The 200-plus page report, which also contains the annual report on trade programs for 2016, lays out a lengthy legal justification for weakening WTO constraints on the U.S. at a time when the Office of the U.S. Trade Representative is using the dispute settlement process to try to stop Chinese agricultural supports and trade barriers that impact U.S. farmers.

In December the USTR challenged China over its failure to import enough wheat, corn and rice to meet its promised tariff rate quotas. That was three months after the USTR filed a complaint on China’s domestic price supports that are far above market rates. Those supports, the U.S. claimed, distort world markets and cause billions of dollars in losses every year for U.S. farmers and exporters.

One of the key complaints registered in today's report is China’s accession into the WTO in 2001. Since then, the report charges, the U.S. trade deficit in manufactured goods has more than doubled from $317 billion in 2000 to $648 billion in 2016.

The report takes specific aim at countries with policies that “do not reflect market forces” and laments that the global economy has been “times distorted by foreign government subsidies, theft of intellectual property, currency manipulation, unfair competitive behavior by state-owned enterprises, violations of labor laws, use of forced labor, and numerous other unfair practices.”

The WTO, the report alleges, is at fault when it “adopts interpretations of WTO agreements that undermine the ability of the United States and other WTO members to respond effectively to these real-world unfair trade practices with remedies expressly allowed under WTO rules … “

It’s a situation the Trump administration says it will not accept.

“None of these outcomes is in the interest of the United States or a healthy global economy,” the report states. “Accordingly, the Trump Administration will act aggressively as needed to discourage this type of behavior – and encourage true market competition.”

A part of the report is also dedicated to supporting President Donald Trump’s preference for bilateral trade agreements over multilateral pacts as well as Trump’s insistence that the North American Free Trade Agreement be renegotiated.

“The Trump administration believes in free and fair trade, and we are looking forward to developing deeper trading relationships with international partners who share that belief,” the report says. “But, going forward, we will tend to focus on bilateral negotiations, we will hold our trading partners to higher standards of fairness, and we will not hesitate to use all possible legal measures in response to trading partners that continue to engage in unfair activities.”

Republican Reps. Kevin Brady of Texas and Dave Reichert of Washington said today that they firmly support Trump’s desire to renegotiate NAFTA, but also stressed the importance of a strong WTO.
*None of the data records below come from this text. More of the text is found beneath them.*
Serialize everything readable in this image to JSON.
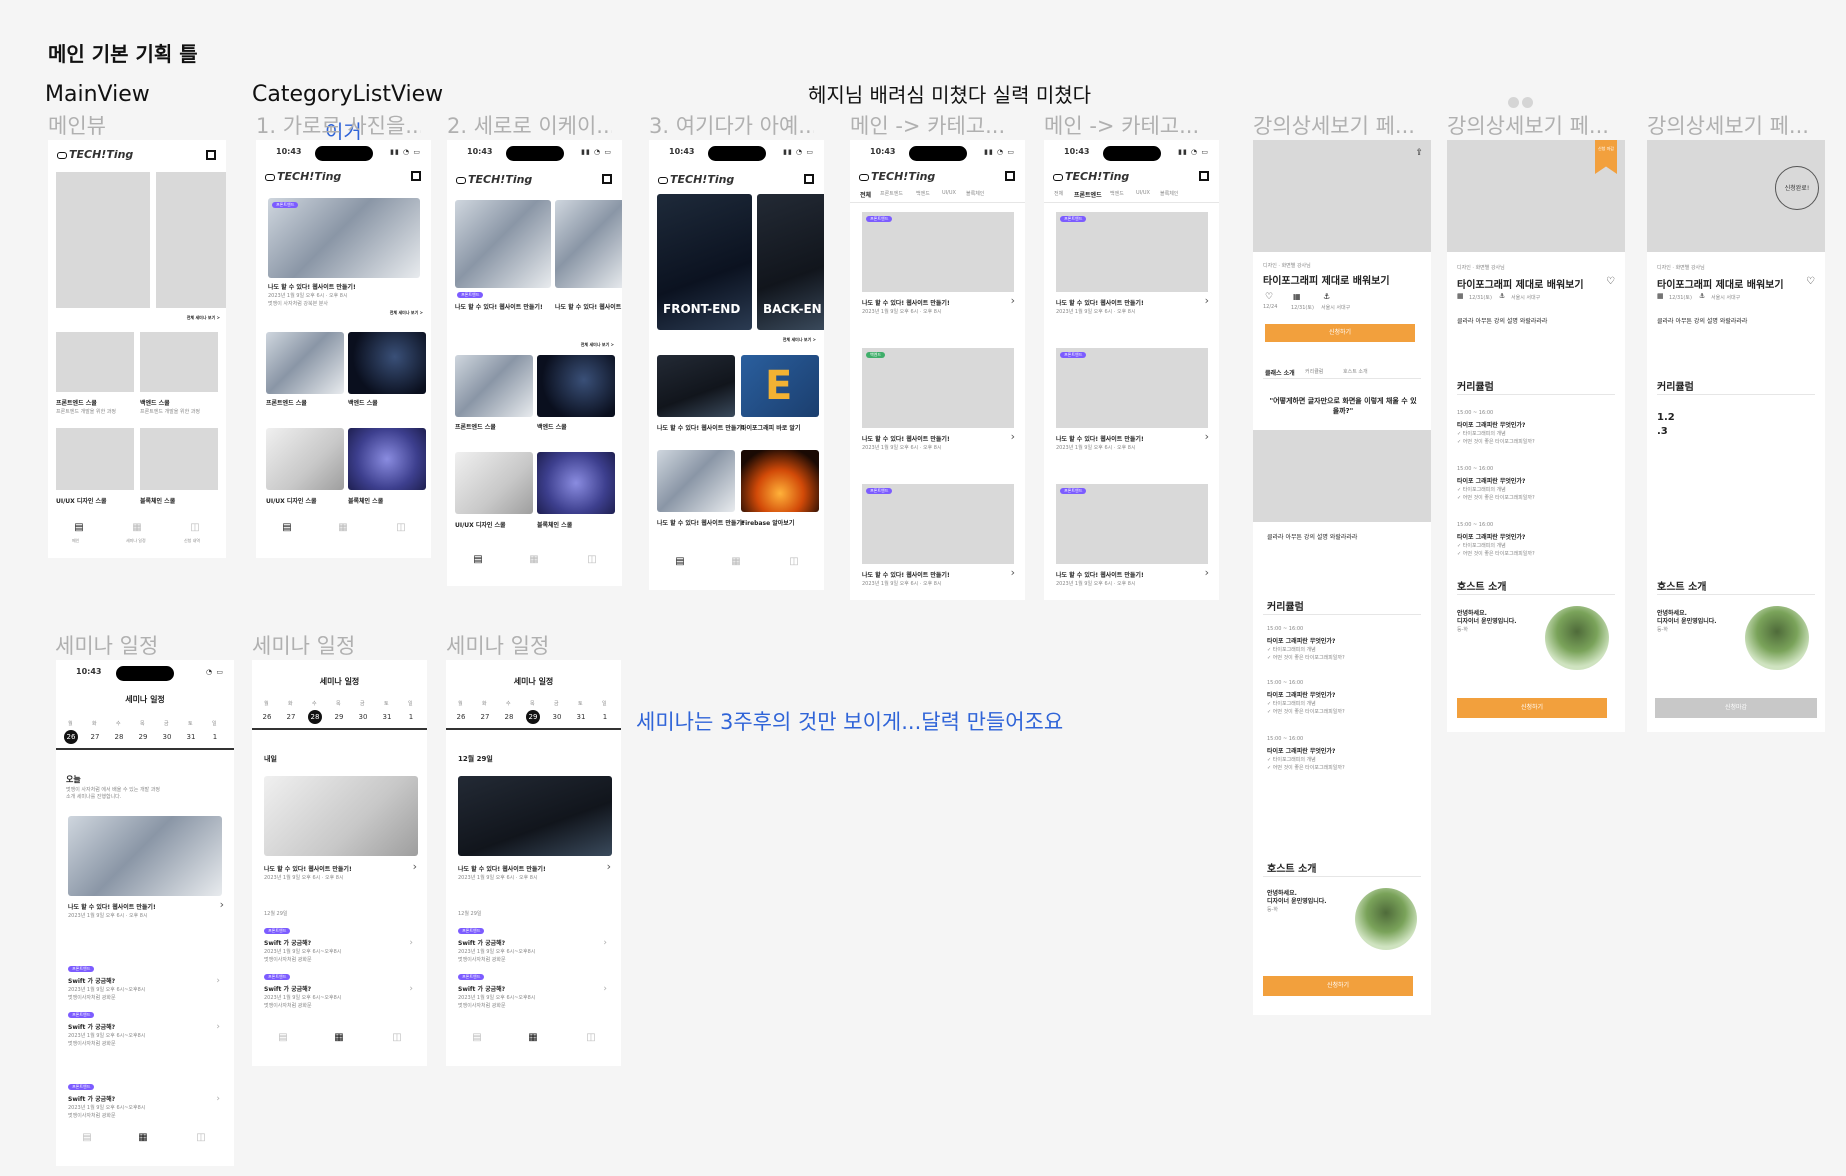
{
  "page": {
    "title": "메인 기본 기획 틀",
    "note_top": "헤지님 배려심 미쳤다 실력 미쳤다",
    "note_seminar": "세미나는 3주후의 것만 보이게...달력 만들어조요",
    "note_igeo": "이거"
  },
  "sections": {
    "main_view": "MainView",
    "category_list_view": "CategoryListView"
  },
  "frame_labels": {
    "f1": "메인뷰",
    "f2": "1. 가로로 사진을...",
    "f3": "2. 세로로 이케이...",
    "f4": "3. 여기다가 아예...",
    "f5": "메인 -> 카테고...",
    "f6": "메인 -> 카테고...",
    "f7": "강의상세보기 페...",
    "f8": "강의상세보기 페...",
    "f9": "강의상세보기 페...",
    "s1": "세미나 일정",
    "s2": "세미나 일정",
    "s3": "세미나 일정"
  },
  "common": {
    "time": "10:43",
    "logo": "TECH!T",
    "logo_suffix": "ing",
    "see_all": "전체 세미나 보기 >",
    "card_title": "나도 할 수 있다! 웹사이트 만들기!",
    "card_date": "2023년 1월 9일 오후 6시 · 오후 8시",
    "card_host": "멋쟁이 사자처럼 강북본 분사",
    "cat_front": "프론트엔드 스쿨",
    "cat_back": "백엔드 스쿨",
    "cat_uiux": "UI/UX 디자인 스쿨",
    "cat_block": "블록체인 스쿨",
    "cat_desc": "프론트엔드 개발을 위한 과정",
    "nav_main": "메인",
    "nav_seminar": "세미나 일정",
    "nav_apply": "신청 내역",
    "badge_front": "프론트엔드",
    "badge_back": "백엔드"
  },
  "frame4": {
    "hero1": "FRONT-END",
    "hero2": "BACK-EN",
    "item3": "타이포그래피 바로 알기",
    "item4": "Firebase 알아보기"
  },
  "category": {
    "tabs": [
      "전체",
      "프론트엔드",
      "백엔드",
      "UI/UX",
      "블록체인"
    ]
  },
  "detail": {
    "meta": "디자인 · 화면별 강사님",
    "title": "타이포그래피 제대로 배워보기",
    "apply": "신청하기",
    "apply_closed": "신청마감",
    "tab1": "클래스 소개",
    "tab2": "커리큘럼",
    "tab3": "호스트 소개",
    "quote": "\"어떻게하면 글자만으로 화면을 이렇게 채울 수 있을까?\"",
    "desc": "클라라 아무튼 강의 설명 와랄라라라",
    "curriculum": "커리큘럼",
    "cur_time1": "15:00 ~ 16:00",
    "cur_item": "타이포 그래피란 무엇인가?",
    "cur_sub1": "✓ 타이포그래피의 개념",
    "cur_sub2": "✓ 어떤 것이 좋은 타이포그래피일까?",
    "host": "호스트 소개",
    "host_text1": "안녕하세요.",
    "host_text2": "디자이너 윤민영입니다.",
    "host_text3": "등-하",
    "num1": "1.2",
    "num2": ".3",
    "ribbon": "신청\n마감",
    "stamp": "신청완료!",
    "info1": "12/24",
    "info2": "12/31(토)",
    "info3": "서울시 서대구"
  },
  "seminar": {
    "header": "세미나 일정",
    "weekdays": [
      "월",
      "화",
      "수",
      "목",
      "금",
      "토",
      "일"
    ],
    "days": [
      "26",
      "27",
      "28",
      "29",
      "30",
      "31",
      "1"
    ],
    "today": "오늘",
    "tomorrow": "내일",
    "dec29": "12월 29일",
    "date_small": "12월 29일",
    "swift_title": "Swift 가 궁금해?",
    "swift_date": "2023년 1월 9일 오후 6시~오후8시",
    "swift_host": "멋쟁이사자처럼 광화문",
    "today_desc": "멋쟁이 사자처럼 에서 배울 수 있는 개발 과정 소개 세미나를 진행합니다."
  }
}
I strongly believe that our current trade agreements — including the WTO — have been successful for Americans because these agreements establish a firm rule of law to hold our competitors in check and open markets for us to sell our goods, services, and farm products,” said Brady, who is chairman of the House Ways and Means Committee. “They have also made a broad array of products available to American families at affordable prices. And when other countries don’t follow the rules, our agreements give us powerful tools through a dispute settlement process to retaliate against them.”